On the other side of the spectrum, we can recall axiomatically justified social welfare functions that apply to the case of deterministic resource allocation, where outcomes are generally known. A decision-maker might also be concerned with equity considerations, adopting a min-max welfare criterion, appealing to Rawlsian justice frameworks. Another approach is simply assessing the population cardinal welfare of the allocation, e.g. the policy value or a social-welfare transformation thereof, . The literature on policy learning addresses welfare functionals that are linear functionals of potential outcomes, see [35]. Cardinal welfare constraints such as those studied in [26]

can be applied with an imputed CATE function.

Comparison to other work on fair classification and welfare.

[39] study the implications of classifier-based decisions, as well as proposals for statistical parity, on group welfare. Their work addresses selection rules that have known marginal impacts by group. [28] studies the welfare weights implied by classification parity metrics and shows that enforcing classification parity metrics are not Pareto-improving. Rather than studying the welfare implications of classification parity, we are concerned with assessing non-identifiable model errors in the causal-effect personalized intervention setting. Since in the personalized intervention setting, welfare is a primary objective for the Planner (e.g. social services, or social protection more broadly), modulo cost considerations, combining the distributional information from identification of classification errors with other social welfare objectives is of possible interest.

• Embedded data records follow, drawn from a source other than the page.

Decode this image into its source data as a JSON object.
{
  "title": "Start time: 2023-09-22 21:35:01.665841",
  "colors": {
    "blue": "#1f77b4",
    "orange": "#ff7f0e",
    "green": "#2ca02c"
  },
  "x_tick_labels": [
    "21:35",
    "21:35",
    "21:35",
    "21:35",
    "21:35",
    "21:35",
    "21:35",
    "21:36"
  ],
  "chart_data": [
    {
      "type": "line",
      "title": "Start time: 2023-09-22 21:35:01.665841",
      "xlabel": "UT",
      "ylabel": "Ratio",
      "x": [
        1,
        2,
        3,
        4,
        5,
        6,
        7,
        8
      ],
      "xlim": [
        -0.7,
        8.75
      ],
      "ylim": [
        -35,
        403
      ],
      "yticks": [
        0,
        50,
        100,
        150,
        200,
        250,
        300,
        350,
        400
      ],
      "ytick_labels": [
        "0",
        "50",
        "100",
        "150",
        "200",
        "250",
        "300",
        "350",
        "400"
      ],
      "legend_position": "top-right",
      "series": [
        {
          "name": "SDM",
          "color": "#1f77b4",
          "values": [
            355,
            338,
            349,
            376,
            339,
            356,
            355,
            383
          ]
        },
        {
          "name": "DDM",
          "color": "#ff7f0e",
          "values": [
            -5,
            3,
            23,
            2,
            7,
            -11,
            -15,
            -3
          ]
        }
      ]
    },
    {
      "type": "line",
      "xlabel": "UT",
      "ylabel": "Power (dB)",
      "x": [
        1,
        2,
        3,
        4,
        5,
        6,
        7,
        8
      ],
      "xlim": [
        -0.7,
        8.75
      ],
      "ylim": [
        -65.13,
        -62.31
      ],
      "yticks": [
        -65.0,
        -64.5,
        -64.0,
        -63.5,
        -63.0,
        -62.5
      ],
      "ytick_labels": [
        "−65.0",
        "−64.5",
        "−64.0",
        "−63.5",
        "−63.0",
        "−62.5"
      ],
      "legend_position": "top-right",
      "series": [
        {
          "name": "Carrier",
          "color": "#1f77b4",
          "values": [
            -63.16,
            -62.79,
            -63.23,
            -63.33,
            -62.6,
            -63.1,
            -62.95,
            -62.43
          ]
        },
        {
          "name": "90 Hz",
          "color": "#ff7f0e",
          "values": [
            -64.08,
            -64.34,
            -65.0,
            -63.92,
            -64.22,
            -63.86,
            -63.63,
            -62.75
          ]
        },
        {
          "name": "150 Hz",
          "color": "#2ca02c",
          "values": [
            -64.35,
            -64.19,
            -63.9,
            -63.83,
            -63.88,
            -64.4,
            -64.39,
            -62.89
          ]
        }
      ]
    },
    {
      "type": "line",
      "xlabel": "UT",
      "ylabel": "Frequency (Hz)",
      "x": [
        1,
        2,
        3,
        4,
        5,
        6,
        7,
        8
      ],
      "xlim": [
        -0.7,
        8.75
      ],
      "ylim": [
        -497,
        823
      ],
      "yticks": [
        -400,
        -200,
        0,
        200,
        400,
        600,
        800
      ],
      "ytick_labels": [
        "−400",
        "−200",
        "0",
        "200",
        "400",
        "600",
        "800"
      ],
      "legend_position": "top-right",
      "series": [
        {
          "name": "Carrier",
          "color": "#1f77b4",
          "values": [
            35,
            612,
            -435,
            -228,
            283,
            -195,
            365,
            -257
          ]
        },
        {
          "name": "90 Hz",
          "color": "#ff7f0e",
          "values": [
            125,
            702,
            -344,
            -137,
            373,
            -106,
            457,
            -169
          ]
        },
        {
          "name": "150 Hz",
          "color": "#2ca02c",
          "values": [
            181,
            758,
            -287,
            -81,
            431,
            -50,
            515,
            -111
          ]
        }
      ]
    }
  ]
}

We next aim to provide concrete examples of discussions regarding the distributional impacts of interventions, in order to provide additional context on different contexts wherein different notions of “fairness” from the fairness in machine learning literature map onto welfare or justice concerns, as stated in discussions on interventional outcomes.

Lexicographic fairness or maximin (Rawlsian) fairness.

In a large multi-site graduation trial on testing an intensive, composite intervention targeted at the "ultra-poor", which comprised wraparound services including coaching and revenue-generating resources, still the poorest seemed to benefit least from the intervention in terms of sustained revenue [7]. In this setting, concerns about maximin fairness (Rawlsian justice) might override considerations of efficiency insofar as one might be willing to invest resources to help the worst-off on humanitarian grounds.


Criticisms of targeted policies in general note practical difficulties introduced by imposing and enforcing eligibility guidelines. [46]. Although discussion of resource constraints may be used to justify a targeting scheme, critics of targeting argue that the most efficient targeting is not as welfare-improving as simply advocating for greater resources [24].

Additional distributional preferences on with respect to equitable or redistributive aims of the policy.

[14] consider profiling based on covariates as a means of allocating government services, in the example of allocating predicting unemployment duration to allocate reemployment services. They outline competing equity vs. efficiency concerns, in the case that unemployment duration is correlated with treatment efficacy (e.g efficacy of reemployment services), and conclude that “ tradeoffs between alternative social goals in designing profiling systems are likely to be empirically important… the form and extent of these tradeoffs may depend on empirical relationships between the impacts of the program being allocated and the equity-related characteristics of potential participants." While outcome-conditional true positive rates or true negative rates compare model performance across binary protected attributes, program designers may remain concerned regarding the distribution of benefits. [carneiro2002removing]

consider “removing the veil of ignorance” under the simplifying of constant treatment response to consider distributional (quantile) treatment effects, as a relaxation of the anonymity axiom of cardinal social welfare. Distributional preferences are relevant when program designers are concerned about model performance at finer-grained levels than discrete protected attribute.